Michael McDowell n’est sans doute pas une tête d’affiche connue, particulièrement dans la francophonie. Pourtant, cet écrivain, spécialisé dans le surnaturel et l’horreur gothique, est considéré comme un des grands maîtres du genre et a eu une influence considérable sur certains auteurs. C’est notamment le cas de Stephen King qui cite Blackwater comme source d’inspiration de son roman-feuilleton La Ligne verte (The Green Mile).
Pour la toute première fois, cette saga se voit offrir une traduction française. Né en 1950, au Massachusetts, Michael McDowell s’est très tôt intéressé au fantastique. Son style se caractérise avant tout par la mise en place d’atmosphères étranges dans lesquelles il injecte une bonne dose de cynisme. Au cinéma, on lui doit notamment le scénario du film Beetlejuice (Bételgeuse), co-écrit avec Tim Burton, celui de Thinner (La peau sur les os), basé sur le roman de Stephen King, ainsi que le premier jet du Nightmare Before Christmas (L’étrange Noël de Monsieur Jack). Pendant 30 ans, il partage sa vie avec le metteur en scène Laurence Senelick, jusqu’à son décès des suites d’une maladie liée au sida, en 1999. L’intrigue de Blackwater s’étale sur 50 ans et met en scène plusieurs familles qui résident dans la petite ville de Perdido, située en Alabama, où chaque génération assiste impuissant au débordement de la rivière du même nom et à l’engloutissement inéluctable de toutes leurs habitations.
À l’exception de celles de la riche famille Caskey, situées en hauteur, dont les membres contemplent la débâcle dans le plus grand confort. Pourtant, ce dimanche de Pâques 1919 sera différent des autres déferlements de boue puante puisqu’une jeune femme, Elinor Dammert, est retrouvée au dernier étage d’un hôtel, miraculeusement épargné par la vase montante. Celle-ci est prise sous la protection des Caskey au grand dam de sa matriarche, Mary Love, qui éprouve une méfiance immédiate pour celle-ci. L’avenir lui donnera raison puisque Elinor attire rapidement l’attention de son fils, Oscar Caskey, dont Mary Love contrôlait jusqu’alors les moindres actions.

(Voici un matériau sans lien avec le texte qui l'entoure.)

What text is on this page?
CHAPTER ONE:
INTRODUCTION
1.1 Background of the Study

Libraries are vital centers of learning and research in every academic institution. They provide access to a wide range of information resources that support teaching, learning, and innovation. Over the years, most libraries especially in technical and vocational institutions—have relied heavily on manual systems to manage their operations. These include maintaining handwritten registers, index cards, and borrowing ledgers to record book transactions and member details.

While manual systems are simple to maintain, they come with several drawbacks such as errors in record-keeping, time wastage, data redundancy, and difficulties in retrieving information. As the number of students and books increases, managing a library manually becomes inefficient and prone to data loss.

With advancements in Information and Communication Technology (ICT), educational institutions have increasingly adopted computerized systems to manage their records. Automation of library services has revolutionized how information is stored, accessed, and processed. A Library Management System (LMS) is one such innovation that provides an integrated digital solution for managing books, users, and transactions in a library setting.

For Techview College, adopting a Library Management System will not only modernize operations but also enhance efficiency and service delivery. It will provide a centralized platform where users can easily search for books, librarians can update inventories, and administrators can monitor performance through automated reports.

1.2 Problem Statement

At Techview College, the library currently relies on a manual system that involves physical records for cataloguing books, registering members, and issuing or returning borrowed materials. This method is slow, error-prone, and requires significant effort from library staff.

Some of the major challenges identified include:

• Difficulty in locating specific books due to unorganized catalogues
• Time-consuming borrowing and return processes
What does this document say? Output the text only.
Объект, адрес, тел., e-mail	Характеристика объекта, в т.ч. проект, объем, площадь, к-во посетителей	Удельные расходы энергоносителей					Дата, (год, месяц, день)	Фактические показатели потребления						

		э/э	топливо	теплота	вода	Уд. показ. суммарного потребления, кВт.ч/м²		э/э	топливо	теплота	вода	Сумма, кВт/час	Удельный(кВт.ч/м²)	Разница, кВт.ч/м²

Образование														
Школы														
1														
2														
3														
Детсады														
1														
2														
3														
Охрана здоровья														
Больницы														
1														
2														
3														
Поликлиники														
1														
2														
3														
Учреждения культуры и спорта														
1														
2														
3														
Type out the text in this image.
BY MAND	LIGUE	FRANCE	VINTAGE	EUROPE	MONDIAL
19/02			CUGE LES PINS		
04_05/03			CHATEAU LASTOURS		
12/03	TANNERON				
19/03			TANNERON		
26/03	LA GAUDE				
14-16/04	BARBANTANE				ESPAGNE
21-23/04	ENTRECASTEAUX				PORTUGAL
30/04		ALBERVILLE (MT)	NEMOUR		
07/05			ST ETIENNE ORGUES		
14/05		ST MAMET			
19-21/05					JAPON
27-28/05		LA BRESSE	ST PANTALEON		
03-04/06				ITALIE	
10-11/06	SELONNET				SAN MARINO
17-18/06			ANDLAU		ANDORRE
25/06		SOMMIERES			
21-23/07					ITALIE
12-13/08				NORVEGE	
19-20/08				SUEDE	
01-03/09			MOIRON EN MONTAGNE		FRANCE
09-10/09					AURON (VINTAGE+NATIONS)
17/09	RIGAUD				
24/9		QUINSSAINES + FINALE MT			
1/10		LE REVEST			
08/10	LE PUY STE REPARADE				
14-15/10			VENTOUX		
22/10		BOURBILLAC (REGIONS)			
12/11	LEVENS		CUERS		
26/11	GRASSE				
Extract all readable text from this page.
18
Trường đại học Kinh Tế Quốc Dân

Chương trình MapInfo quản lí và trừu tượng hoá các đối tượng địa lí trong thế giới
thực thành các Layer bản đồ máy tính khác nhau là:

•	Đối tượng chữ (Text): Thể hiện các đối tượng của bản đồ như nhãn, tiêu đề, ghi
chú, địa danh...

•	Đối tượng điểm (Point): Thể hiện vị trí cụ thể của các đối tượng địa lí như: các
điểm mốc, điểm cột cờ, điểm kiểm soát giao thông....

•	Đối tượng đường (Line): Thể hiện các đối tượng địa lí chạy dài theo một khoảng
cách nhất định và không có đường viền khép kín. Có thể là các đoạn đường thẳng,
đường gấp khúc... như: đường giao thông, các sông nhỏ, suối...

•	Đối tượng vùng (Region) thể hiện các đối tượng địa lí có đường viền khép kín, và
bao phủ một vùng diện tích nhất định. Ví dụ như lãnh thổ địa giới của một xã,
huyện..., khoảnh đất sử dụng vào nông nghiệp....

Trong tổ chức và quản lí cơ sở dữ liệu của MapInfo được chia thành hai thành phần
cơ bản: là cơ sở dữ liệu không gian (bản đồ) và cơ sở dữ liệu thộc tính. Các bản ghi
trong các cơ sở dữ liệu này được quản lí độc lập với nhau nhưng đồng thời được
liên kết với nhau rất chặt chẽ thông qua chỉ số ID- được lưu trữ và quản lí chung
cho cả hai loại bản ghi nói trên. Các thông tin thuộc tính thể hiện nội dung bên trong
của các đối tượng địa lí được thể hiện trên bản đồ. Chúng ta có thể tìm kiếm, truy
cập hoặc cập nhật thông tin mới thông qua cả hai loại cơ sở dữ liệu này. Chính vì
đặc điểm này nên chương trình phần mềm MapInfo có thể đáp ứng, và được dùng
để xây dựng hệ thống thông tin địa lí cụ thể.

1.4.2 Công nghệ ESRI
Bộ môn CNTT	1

Au-delà de ses jeux de pouvoir, dont les motifs demeurent insondables, le passé de la jeune femme se révèle tout aussi obscur. D’où vient-elle vraiment? Comment a-t-elle pu survivre plusieurs jours dans une chambre semi-submergée et sans nourriture?
Et quel lien entretient-elle avec les flots boueux dont ses cheveux roux et même sa peau semblent parfois porter la teinte? Sans aborder de front des thèmes LGBTQ, plusieurs personnages sont présentés comme tels, plus particulièrement James Caskey qui est décrit comme
efféminé, ne s’est jamais remarié suite au décès de son épouse et duquel on insiste sur le fait qu’il n’est pas fait pour le mariage. De même pour Grace, au sujet duquel Elinor souligne qu’elle est née pour adorer les filles. Publiée en six petits livres, agrémentés d’une magnifique couverture gaufrée de l’artiste espagnol Pedro Oyarbide, la saga présente un univers où pestilence et prospérité cheminent main dans la main tout en abordant des enjeux d’inégalité sociale et de sexisme sur fond de conflits familiaux et d’un surnaturel qui porte les couleurs vaseuses et oppressantes de la rivière qui borde la petite ville.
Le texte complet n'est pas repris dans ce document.